Thursday, April 2, 2009

The New "Cupid"


Rob Thomas (Creator of "Veronica Mars," "Cupid") has two new shows out. "Party Down," and a new version of "Cupid."

Now, I'm a huge fan of the original "Cupid." I still watch it on blurry MPEG-1 captures of multi-generation VHS tapes.

This new "Cupid" is not a sequel or spin-off; it's a retelling of the original story.
And there's a lot to like in this new version.

It's an hour program this time. That gives a bit more room to explore the Trevor and Claire characters while keeping the Couple of the Week format.

Digital TV looks a whole lot better than blurry VHS tapes.

The bar environment is much richer. Physically, it's larger and with an actual stage for performances. The bar staff is still related to Trevor's housing, but instead of rooming with Champ, it seems that Trevor rents from the bar owners.

Like the original, the new "Cupid" is filled with music. This can be a double-edged sword since I'm pretty sure music licensing is what keeps the original show from appearing on DVD.

Cupid's personal story is the same as the original (at least so far.) I loved that the show never answered the question of whether Trevor was insane or actually a god.

I also thought Trevor's cherub-inspired hair style was clever.

But the casting of the principals falls far short of the original.
Bobby Cannavale is a truly fun actor. But his portrayal of Cupid lacks Jeremy Piven's libidinous glee. His earthiness comes off more as blue-collar. Cannavale just doesn't seem as crazy. And in a show where the premise is "this guy might be crazy," that seems important.
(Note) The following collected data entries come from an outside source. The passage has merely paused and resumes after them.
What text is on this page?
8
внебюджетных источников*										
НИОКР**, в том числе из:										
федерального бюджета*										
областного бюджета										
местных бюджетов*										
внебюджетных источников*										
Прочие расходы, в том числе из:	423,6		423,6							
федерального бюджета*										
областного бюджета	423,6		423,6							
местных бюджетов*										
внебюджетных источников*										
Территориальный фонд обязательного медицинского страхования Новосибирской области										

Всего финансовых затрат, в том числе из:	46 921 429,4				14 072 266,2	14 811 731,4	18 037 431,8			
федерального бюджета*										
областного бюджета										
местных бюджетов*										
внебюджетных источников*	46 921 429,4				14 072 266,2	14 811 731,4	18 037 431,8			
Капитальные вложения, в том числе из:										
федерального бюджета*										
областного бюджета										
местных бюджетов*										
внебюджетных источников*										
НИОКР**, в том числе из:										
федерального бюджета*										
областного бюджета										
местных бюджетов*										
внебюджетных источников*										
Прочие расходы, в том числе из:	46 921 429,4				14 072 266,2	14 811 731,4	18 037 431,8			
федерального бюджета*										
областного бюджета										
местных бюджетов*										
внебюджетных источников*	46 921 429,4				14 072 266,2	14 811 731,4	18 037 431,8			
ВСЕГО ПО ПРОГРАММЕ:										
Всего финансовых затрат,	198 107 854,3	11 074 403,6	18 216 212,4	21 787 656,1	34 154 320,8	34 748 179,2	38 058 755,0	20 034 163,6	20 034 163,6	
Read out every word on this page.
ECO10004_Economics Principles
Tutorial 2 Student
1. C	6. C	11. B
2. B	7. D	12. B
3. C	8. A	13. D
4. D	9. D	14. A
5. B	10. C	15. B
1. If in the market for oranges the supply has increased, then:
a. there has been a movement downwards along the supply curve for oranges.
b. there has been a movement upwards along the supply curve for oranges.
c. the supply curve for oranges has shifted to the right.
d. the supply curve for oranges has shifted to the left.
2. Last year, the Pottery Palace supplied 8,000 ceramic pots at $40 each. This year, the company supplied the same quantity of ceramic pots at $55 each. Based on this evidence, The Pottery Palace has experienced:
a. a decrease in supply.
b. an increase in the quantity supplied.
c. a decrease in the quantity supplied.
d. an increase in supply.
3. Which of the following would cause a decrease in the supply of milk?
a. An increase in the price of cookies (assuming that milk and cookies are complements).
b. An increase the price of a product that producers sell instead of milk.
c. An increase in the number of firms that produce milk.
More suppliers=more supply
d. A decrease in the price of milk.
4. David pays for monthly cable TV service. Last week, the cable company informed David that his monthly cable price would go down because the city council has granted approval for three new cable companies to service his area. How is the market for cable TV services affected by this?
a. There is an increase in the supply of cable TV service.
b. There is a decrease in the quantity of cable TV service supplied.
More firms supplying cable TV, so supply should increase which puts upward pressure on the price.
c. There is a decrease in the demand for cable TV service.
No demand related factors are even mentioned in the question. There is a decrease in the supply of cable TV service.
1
Sarah Paulson's Claire just didn't work for me at all. I know she's supposed to maintain a professional distance from those she's helping, but she's also a published author. Passionate about her belief that true love is possible and that infatuation hinders the quest for true love.
The words were there, but I just never bought it. I don't know if it's the character's "look," or the acting or the direction. Somehow, I just didn't feel like there was an emotional being there.

I'm not saying this isn't a darned charming show. It just lacks a bit of sizzle of the original, and it's being launched in an environment with lots of other Moonlighting-esque shows.
Perhaps this is the right time for a slightly safer version of Cupid. But after Desperate Housewives, Mad Men, and Sex and the City it seems like a good environment for an edgier version.